YREKA, Calif. – Supervisors in a far Northern California county where residents are fed up with what they see as a lack of representation at the state capitol and overregulation have voted in favor of separating from the state.
The Siskiyou County Board of Supervisors voted 4-1 on Tuesday for a declaration of secession, the Record Searchlight of Redding reported. The vote appears mostly symbolic since secession would require approval from the state Legislature and the U.S. Congress, but supporters say it would restore local control over decision making. They want other rural counties in Northern California and Southern Oregon to join them in the creation of a new state called the State of Jefferson.
"Many proposed laws are unconstitutional and deny us our God-given rights," Gabe Garrison of Happy Camp said at the meeting. "We need our own state so we can make laws that fit our way of life."
Garrison was among more than 100 people who attended the meeting, and most were in support of the declaration, according to the Record Searchlight.
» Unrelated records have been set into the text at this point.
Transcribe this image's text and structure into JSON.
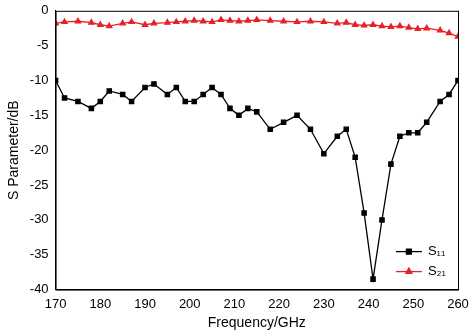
{
  "chart_data": {
    "type": "line",
    "x_label": "Frequency/GHz",
    "y_label": "S Parameter/dB",
    "x": [
      170,
      172,
      175,
      178,
      180,
      182,
      185,
      187,
      190,
      192,
      195,
      197,
      199,
      201,
      203,
      205,
      207,
      209,
      211,
      213,
      215,
      218,
      221,
      224,
      227,
      230,
      233,
      235,
      237,
      239,
      241,
      243,
      245,
      247,
      249,
      251,
      253,
      256,
      258,
      260
    ],
    "series": [
      {
        "name": "S₁₁",
        "color": "#000000",
        "marker": "square",
        "line_style": "solid",
        "values": [
          -10,
          -12.5,
          -13,
          -14,
          -13,
          -11.5,
          -12,
          -13,
          -11,
          -10.5,
          -12,
          -11,
          -13,
          -13,
          -12,
          -11,
          -12,
          -14,
          -15,
          -14,
          -14.5,
          -17,
          -16,
          -15,
          -17,
          -20.5,
          -18,
          -17,
          -21,
          -29,
          -38.5,
          -30,
          -22,
          -18,
          -17.5,
          -17.5,
          -16,
          -13,
          -12,
          -10
        ]
      },
      {
        "name": "S₂₁",
        "color": "#e8202a",
        "marker": "triangle",
        "line_style": "solid",
        "values": [
          -1.8,
          -1.6,
          -1.5,
          -1.7,
          -2,
          -2.2,
          -1.8,
          -1.6,
          -2,
          -1.8,
          -1.7,
          -1.6,
          -1.5,
          -1.4,
          -1.5,
          -1.6,
          -1.3,
          -1.4,
          -1.5,
          -1.4,
          -1.3,
          -1.4,
          -1.5,
          -1.6,
          -1.5,
          -1.6,
          -1.8,
          -1.7,
          -2,
          -2.1,
          -2,
          -2.2,
          -2.3,
          -2.2,
          -2.4,
          -2.6,
          -2.5,
          -2.8,
          -3.2,
          -3.7
        ]
      }
    ],
    "xlim": [
      170,
      260
    ],
    "xticks": [
      170,
      180,
      190,
      200,
      210,
      220,
      230,
      240,
      250,
      260
    ],
    "ylim": [
      -40,
      0
    ],
    "yticks": [
      -40,
      -35,
      -30,
      -25,
      -20,
      -15,
      -10,
      -5,
      0
    ],
    "grid": false,
    "legend": "lower right"
  }
}
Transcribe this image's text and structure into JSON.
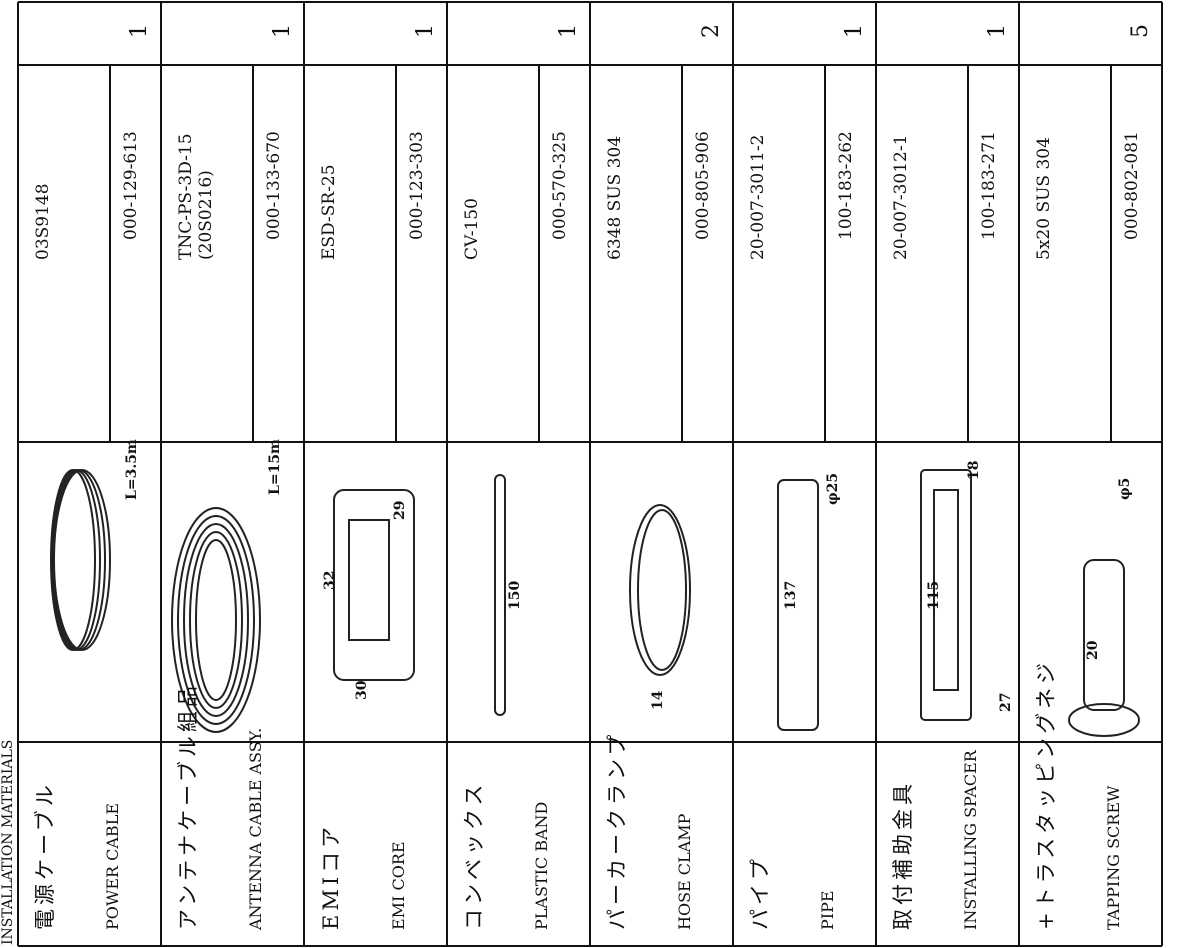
{
  "title": "INSTALLATION MATERIALS",
  "items": [
    {
      "name_ja": "電源ケーブル",
      "name_en": "POWER CABLE",
      "dimensions": [
        "L=3.5m"
      ],
      "type": [
        "03S9148"
      ],
      "code": "000-129-613",
      "qty": 1
    },
    {
      "name_ja": "アンテナケーブル組品",
      "name_en": "ANTENNA CABLE ASSY.",
      "dimensions": [
        "L=15m"
      ],
      "type": [
        "TNC-PS-3D-15",
        "(20S0216)"
      ],
      "code": "000-133-670",
      "qty": 1
    },
    {
      "name_ja": "EMIコア",
      "name_en": "EMI CORE",
      "dimensions": [
        "29",
        "32",
        "30"
      ],
      "type": [
        "ESD-SR-25"
      ],
      "code": "000-123-303",
      "qty": 1
    },
    {
      "name_ja": "コンベックス",
      "name_en": "PLASTIC BAND",
      "dimensions": [
        "150"
      ],
      "type": [
        "CV-150"
      ],
      "code": "000-570-325",
      "qty": 1
    },
    {
      "name_ja": "パーカークランプ",
      "name_en": "HOSE CLAMP",
      "dimensions": [
        "14"
      ],
      "type": [
        "6348  SUS 304"
      ],
      "code": "000-805-906",
      "qty": 2
    },
    {
      "name_ja": "パイプ",
      "name_en": "PIPE",
      "dimensions": [
        "137",
        "φ25"
      ],
      "type": [
        "20-007-3011-2"
      ],
      "code": "100-183-262",
      "qty": 1
    },
    {
      "name_ja": "取付補助金具",
      "name_en": "INSTALLING SPACER",
      "dimensions": [
        "115",
        "18",
        "27"
      ],
      "type": [
        "20-007-3012-1"
      ],
      "code": "100-183-271",
      "qty": 1
    },
    {
      "name_ja": "+トラスタッピングネジ",
      "name_en": "TAPPING SCREW",
      "dimensions": [
        "20",
        "φ5"
      ],
      "type": [
        "5x20  SUS 304"
      ],
      "code": "000-802-081",
      "qty": 5
    }
  ]
}
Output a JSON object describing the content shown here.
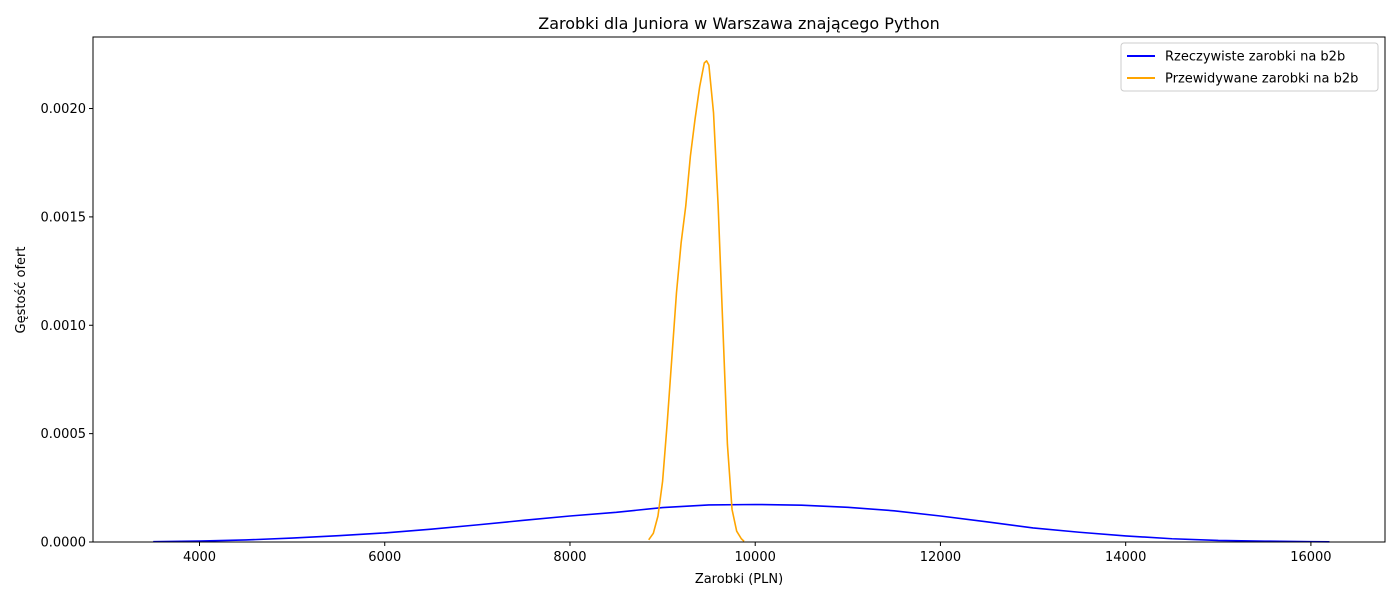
{
  "chart_data": {
    "type": "line",
    "title": "Zarobki dla Juniora w Warszawa znającego Python",
    "xlabel": "Zarobki (PLN)",
    "ylabel": "Gęstość ofert",
    "xlim": [
      2850,
      16800
    ],
    "ylim": [
      0,
      0.00233
    ],
    "x_ticks": [
      4000,
      6000,
      8000,
      10000,
      12000,
      14000,
      16000
    ],
    "y_ticks": [
      0,
      0.0005,
      0.001,
      0.0015,
      0.002
    ],
    "y_tick_labels": [
      "0.0000",
      "0.0005",
      "0.0010",
      "0.0015",
      "0.0020"
    ],
    "grid": false,
    "legend_position": "top-right",
    "series": [
      {
        "name": "Rzeczywiste zarobki na b2b",
        "color": "#0000ff",
        "x": [
          3500,
          4000,
          4500,
          5000,
          5500,
          6000,
          6500,
          7000,
          7500,
          8000,
          8500,
          9000,
          9500,
          10000,
          10500,
          11000,
          11500,
          12000,
          12500,
          13000,
          13500,
          14000,
          14500,
          15000,
          15500,
          16000,
          16200
        ],
        "y": [
          1.6e-06,
          4.5e-06,
          9.5e-06,
          1.8e-05,
          2.9e-05,
          4.2e-05,
          5.9e-05,
          7.9e-05,
          0.0001,
          0.00012,
          0.000137,
          0.000159,
          0.000171,
          0.000173,
          0.00017,
          0.00016,
          0.000144,
          0.00012,
          9.3e-05,
          6.5e-05,
          4.5e-05,
          2.8e-05,
          1.5e-05,
          7e-06,
          4e-06,
          1.3e-06,
          8e-07
        ]
      },
      {
        "name": "Przewidywane zarobki na b2b",
        "color": "#ffa500",
        "x": [
          8850,
          8900,
          8950,
          9000,
          9050,
          9100,
          9150,
          9200,
          9250,
          9300,
          9350,
          9400,
          9450,
          9475,
          9500,
          9550,
          9600,
          9650,
          9700,
          9750,
          9800,
          9850,
          9880
        ],
        "y": [
          1e-05,
          4e-05,
          0.00012,
          0.00028,
          0.00055,
          0.00085,
          0.00115,
          0.00138,
          0.00155,
          0.00178,
          0.00195,
          0.0021,
          0.00221,
          0.00222,
          0.0022,
          0.00198,
          0.00155,
          0.001,
          0.00045,
          0.00015,
          5e-05,
          1.5e-05,
          3e-06
        ]
      }
    ]
  }
}
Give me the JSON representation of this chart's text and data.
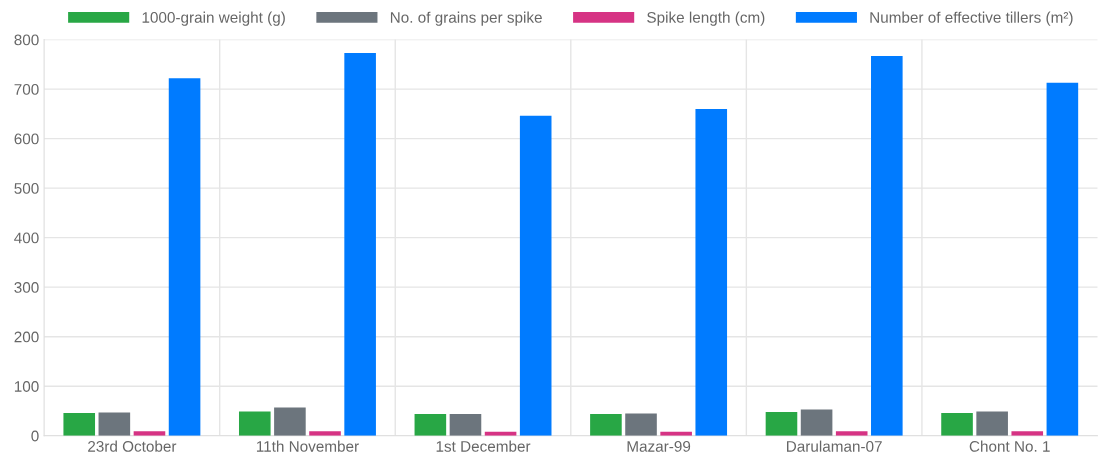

The declaration does not launch any type of formal process toward secession, but only reflects the county's support, said Tom Odom, the county's administrative officer.
The idea to create the separate state of Jefferson goes back decades. It gained momentum in 1941, when the mayor of a southern Oregon town called on counties in the region and their neighbors in California to form a new state. The goal was to raise attention to the region's poor roads.
The movement became popular, especially in Siskiyou County, where residents have long felt that their concerns are overshadowed by more populated parts of California. It was shelved after the attack at Pearl Harbor, though its spirit lives on today.
Another proposal that came up two years ago in Riverside County called on more than a dozen mostly conservative counties to break off and form the state of South California.
Residents of the majority-Republican Siskiyou County lobbied the board in August to consider secession, according to the Record Searchlight. In addition to a lack of representation in Sacramento, they cited concerns about water rights and a rural fire prevention fee.
The $150 annual fee was approved by the Legislature in 2011 to offset the costs of providing fire service to people who live far from services. It affects more than 825,000 homeowners who were billed for the first time between August and December of last year.
"I haven't had one contact in regard to this issue that's in opposition," Supervisor Michael Kobseff said about the secession declaration.
The lone vote in opposition was cast by Board Chair Ed Valenzuela. Valenzuela said he took an oath to uphold the state Constitution and was elected to solve problems within the existing system.
Voters in some Colorado counties are also considering secession. The issue is on the ballot in at least three counties.